By Brett Gillin
It’s no surprise that for many men, Halloween is their favorite holiday, and it has nothing to do with the massive consumption of candy. No, as the years have worn on, Halloween costumes have been getting… well, skimpier every year. While this is not a huge issue when it comes to responsible adults choosing to show a whole lot of skin one night a year, parents are beginning to find it awfully tough to find costumes for their children that aren’t skimpy and sexualized.
As this brilliant post on Reddit points out, it seems as if almost every version of many costumes use the same amount of fabric, just trying to cover more and more human as they grow up. Rather than discuss the scary implications this has on sexualized identities for young kids (which you can read about in this article on Feministe or this Huffington Post piece) we’ve decided to take a more light-hearted approach.
So let’s take a look at some costumes designed for girls and women, and how they evolve as their wearers grow up:
For those looking to stay as far away from scary as possible, it’s hard to resist this adorable angel outfit for toddlers. Seriously, it’s practically the definition of cute.

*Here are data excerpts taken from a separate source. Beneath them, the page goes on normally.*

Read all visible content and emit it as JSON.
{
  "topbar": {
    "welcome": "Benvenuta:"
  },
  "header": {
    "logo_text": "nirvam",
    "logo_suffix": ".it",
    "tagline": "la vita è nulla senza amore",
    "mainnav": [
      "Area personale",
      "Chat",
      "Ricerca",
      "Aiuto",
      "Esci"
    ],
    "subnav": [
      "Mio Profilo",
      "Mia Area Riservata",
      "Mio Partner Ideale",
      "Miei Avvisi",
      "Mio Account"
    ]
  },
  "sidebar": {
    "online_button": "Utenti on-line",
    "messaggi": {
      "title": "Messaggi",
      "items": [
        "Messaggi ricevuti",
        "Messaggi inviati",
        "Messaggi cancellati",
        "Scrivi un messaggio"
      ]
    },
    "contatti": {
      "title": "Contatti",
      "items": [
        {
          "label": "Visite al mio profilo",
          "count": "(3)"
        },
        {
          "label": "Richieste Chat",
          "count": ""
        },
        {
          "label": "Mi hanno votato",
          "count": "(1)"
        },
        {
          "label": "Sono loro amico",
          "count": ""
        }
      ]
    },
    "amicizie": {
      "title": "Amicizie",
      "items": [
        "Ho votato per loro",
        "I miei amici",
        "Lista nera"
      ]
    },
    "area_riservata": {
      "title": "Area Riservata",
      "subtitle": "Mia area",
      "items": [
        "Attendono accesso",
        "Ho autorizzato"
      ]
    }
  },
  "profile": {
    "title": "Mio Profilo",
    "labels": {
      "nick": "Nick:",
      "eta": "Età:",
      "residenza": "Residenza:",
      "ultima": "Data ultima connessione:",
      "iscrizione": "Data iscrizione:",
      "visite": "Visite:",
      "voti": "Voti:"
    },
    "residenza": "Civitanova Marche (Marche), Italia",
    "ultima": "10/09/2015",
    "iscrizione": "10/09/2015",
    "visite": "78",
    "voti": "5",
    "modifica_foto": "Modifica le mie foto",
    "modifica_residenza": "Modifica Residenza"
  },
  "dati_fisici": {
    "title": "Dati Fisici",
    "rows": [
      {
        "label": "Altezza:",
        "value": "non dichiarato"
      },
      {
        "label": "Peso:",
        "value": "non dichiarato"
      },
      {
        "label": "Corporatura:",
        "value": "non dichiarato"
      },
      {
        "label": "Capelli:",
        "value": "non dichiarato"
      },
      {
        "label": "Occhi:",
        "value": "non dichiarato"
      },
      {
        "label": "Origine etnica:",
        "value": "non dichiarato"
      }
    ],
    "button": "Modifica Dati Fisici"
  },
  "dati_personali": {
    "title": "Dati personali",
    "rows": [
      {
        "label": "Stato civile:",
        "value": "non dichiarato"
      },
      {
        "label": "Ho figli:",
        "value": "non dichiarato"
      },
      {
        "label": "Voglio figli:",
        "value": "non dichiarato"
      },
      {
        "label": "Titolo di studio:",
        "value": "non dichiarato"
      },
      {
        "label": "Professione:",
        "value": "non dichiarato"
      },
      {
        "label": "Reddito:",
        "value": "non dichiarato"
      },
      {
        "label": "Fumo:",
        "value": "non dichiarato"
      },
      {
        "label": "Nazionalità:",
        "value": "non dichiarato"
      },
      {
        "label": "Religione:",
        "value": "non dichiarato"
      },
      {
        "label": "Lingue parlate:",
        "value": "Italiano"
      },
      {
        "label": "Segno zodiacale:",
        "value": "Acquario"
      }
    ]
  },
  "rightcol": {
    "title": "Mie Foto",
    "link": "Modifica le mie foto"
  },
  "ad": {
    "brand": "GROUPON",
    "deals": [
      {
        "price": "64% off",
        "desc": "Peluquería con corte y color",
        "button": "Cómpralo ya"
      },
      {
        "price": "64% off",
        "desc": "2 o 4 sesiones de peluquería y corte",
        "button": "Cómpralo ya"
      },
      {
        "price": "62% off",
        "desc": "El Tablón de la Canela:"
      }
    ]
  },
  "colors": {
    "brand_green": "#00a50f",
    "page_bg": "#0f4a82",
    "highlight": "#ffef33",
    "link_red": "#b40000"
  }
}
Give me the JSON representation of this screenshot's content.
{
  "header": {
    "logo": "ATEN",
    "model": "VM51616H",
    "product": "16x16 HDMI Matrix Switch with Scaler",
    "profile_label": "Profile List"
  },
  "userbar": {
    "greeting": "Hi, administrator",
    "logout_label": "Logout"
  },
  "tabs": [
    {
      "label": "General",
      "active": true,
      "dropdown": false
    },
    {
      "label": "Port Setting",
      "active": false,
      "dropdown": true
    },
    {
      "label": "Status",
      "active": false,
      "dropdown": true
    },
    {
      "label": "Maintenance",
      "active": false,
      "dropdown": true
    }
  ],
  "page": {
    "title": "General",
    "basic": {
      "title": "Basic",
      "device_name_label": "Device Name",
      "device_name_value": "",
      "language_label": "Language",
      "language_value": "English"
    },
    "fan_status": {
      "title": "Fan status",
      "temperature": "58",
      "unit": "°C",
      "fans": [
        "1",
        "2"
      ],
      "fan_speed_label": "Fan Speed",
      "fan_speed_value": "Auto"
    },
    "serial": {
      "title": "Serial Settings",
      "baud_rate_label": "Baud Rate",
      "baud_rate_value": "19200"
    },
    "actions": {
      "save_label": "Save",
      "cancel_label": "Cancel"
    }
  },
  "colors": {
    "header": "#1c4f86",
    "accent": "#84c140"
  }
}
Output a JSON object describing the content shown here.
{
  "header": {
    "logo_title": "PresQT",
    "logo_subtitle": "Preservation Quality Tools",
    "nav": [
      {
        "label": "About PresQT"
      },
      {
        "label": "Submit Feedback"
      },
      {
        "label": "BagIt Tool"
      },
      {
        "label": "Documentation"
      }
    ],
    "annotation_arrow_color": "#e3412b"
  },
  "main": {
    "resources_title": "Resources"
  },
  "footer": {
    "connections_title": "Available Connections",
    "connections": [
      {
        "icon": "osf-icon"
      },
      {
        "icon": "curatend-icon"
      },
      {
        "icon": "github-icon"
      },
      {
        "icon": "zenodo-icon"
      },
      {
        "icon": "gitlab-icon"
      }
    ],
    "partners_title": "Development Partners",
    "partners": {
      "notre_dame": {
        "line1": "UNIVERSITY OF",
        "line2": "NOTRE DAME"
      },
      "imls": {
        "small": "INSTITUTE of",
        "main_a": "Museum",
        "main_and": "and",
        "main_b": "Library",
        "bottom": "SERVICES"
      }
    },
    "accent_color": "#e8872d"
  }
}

The little angel has grown up a bit, and look, she’s even grown a halo! For some reason, she’s also holding a magic wand, but we’ll just chalk that one up to pre-pubescent confusion and a desire to accessorize.
Now that we’re planning for Prom, our Angel is turning decidedly less angelic. Her wings have shrunk, and she’s dropped the wand, but it seems like the hem line is exactly the same as it was about a decade ago.
And now we’ve done away with any of the whole “flowing gown” part of the angel costume and decided to practically paint it on. The wings have grown again, but now they seem to be inexplicably made out of fur, along with the halo (which she seems to be trying to get to stay atop her head) and the weird half-sleeves.
Sticking with the “less than scary” theme, let’s say your adorable little one wants to dress as Dorothy from the Wizard of Oz. This perfectly acceptable outfit comes with an adorable Toto in a basket, signature ruby slippers, and a huge blue bow.
Dorothy is growing up quickly, and with that, she’s decided to ditch the big blue bow for a couple smaller red ones. No big deal there, but while Toto is still hanging out, it seems that she’s lost the upper half of her stockings… Maybe they’re back in Kansas?
Now, Dorothy’s ditched the dog altogether, went back to blue bows, and decided her stockings were slowing her down along the yellow brick road, so she’s cut them down to socks. Whatever makes your travel lighter we suppose…
Something wicked this way comes, and you’ve decided to dress your little one like Satan. We’re not judging you, especially knowing that you’ve chosen this outfit, which looks much more Grimace with black wings and a pitchfork than a devil. But still, it’s an adorable little devil.
Strangely enough, the slightly more grown up devil is probably the most conservative outfit for your tween in this gallery. Long, flowing robes, little red horns, and a devilish smile round out a strangely appropriate costume.
Now you’ve done it. This devil has grown a tail, developed much fuller wings, more pronounced horns, and decided to show off as much leg as possible. Albeit a bit toned down with tights, the half sleeve lace gloves and tiny pitchfork round out an interesting evolution in devil-wear.
The devil clearly made me do it. By it, we mean slice the fabric of the costume down to practically nothing, open an enormous hole for the cleavage to breath (after all, it’s awfully hot back at home), and decided that knee-high boots and thigh-high stockings scream “Master of evil.”